In the present work, we have performed a detailed EVB study of both the native and several promiscuous activities of two PMH, BcPMH and RlPMH, as well as RlPMH variants with mutations in key active site residues. Our calculations can reproduce key experimental observables such as experimentally observed activation barriers for the wild-type reactions of all substrates and qualitative mechanistic predictions based on examining pH-rate profiles as well as energetic trends upon mutation of key active-site residues in RlPMH. We demonstrate that despite their broad promiscuity, both PMHs studied in this work hydrolyze all five chemically distinct substrates through a unified mechanism, binding substrates in similar positions and without the need for any significant local or global conformational changes. Additionally, we demonstrate that the apparent resilience of these enzymes to active site mutations as well as the overall promiscuity is due to compensatory electrostatic effects from different residues, allowing enough flexibility in the electrostatic environment of the active site to accommodate multiple substrates with distinct transition states and charge distributions. Finally, we provide a detailed structural and physical comparison of a range of highly promiscuous members of the AP superfamily.

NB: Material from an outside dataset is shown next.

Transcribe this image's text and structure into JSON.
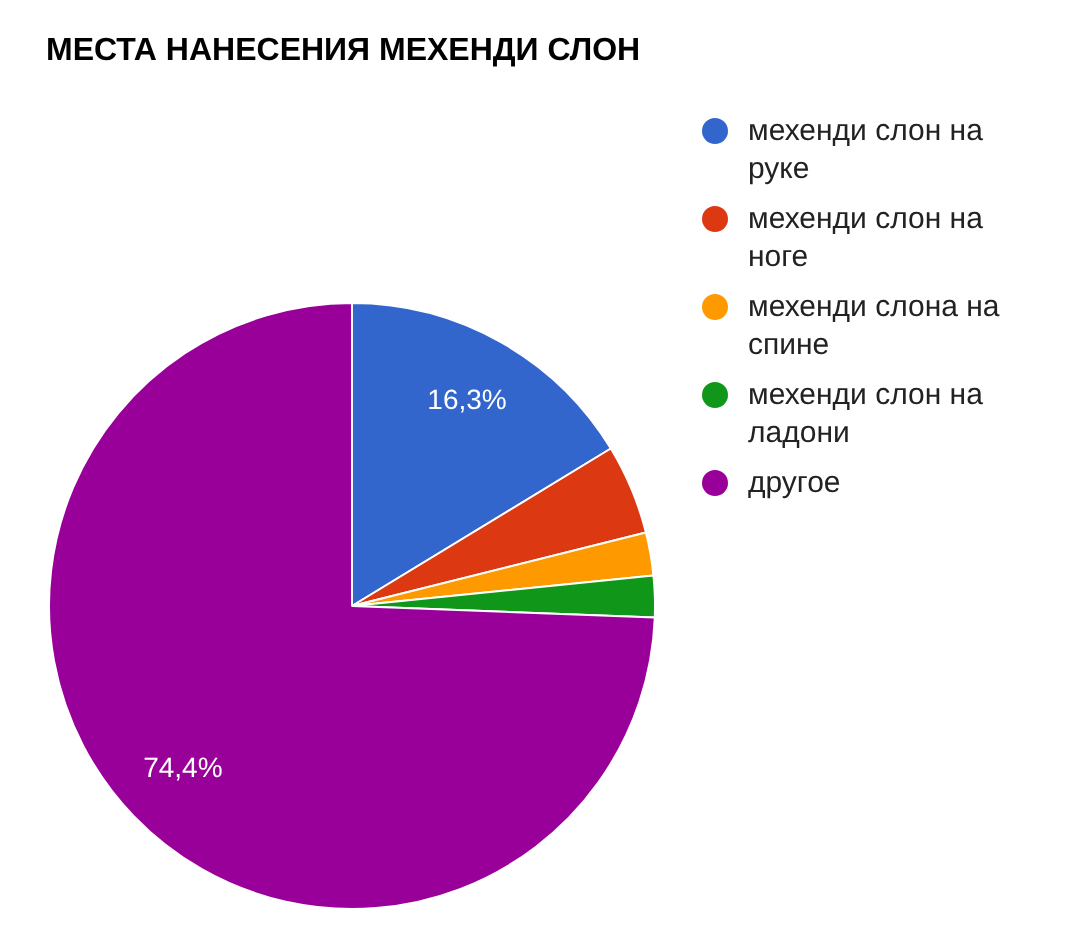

These results demonstrate the strong correlation between the structural and electrostatic features of these enzyme’s active sites and the corresponding variations in both substrate charge preference and the number of known promiscuous activities. This further supports our hypothesis by strongly suggesting that active site shape, size, and more critically number of polar residues available can be directly correlated the ability to accommodate increasing numbers of promiscuous activities. Our simulations and comparative analysis therefore highlight the importance of cooperative electrostatic interactions and an electrostatically flexible active site as a common feature in the evolution of promiscuous side reactions among members of the AP superfamily. In the present work we demonstrate that, in addition to the electrostatic preorganization originally suggested by Warshel in 1978,[35] the active site can also electrostatically reorganize to accommodate the needs of different substrates. This provides a classical example of protein flexibility allowing the reaction to occur, as these enzymes do not know in advance what substrate is going to bind. Rather, they adjust their active site environment to a given substrate after the binding step. These insights, in turn, helps us not only to understand protein evolution within a superfamily at the molecular level but also highlights a concrete feature that can be manipulated in targeted artificial enzyme design.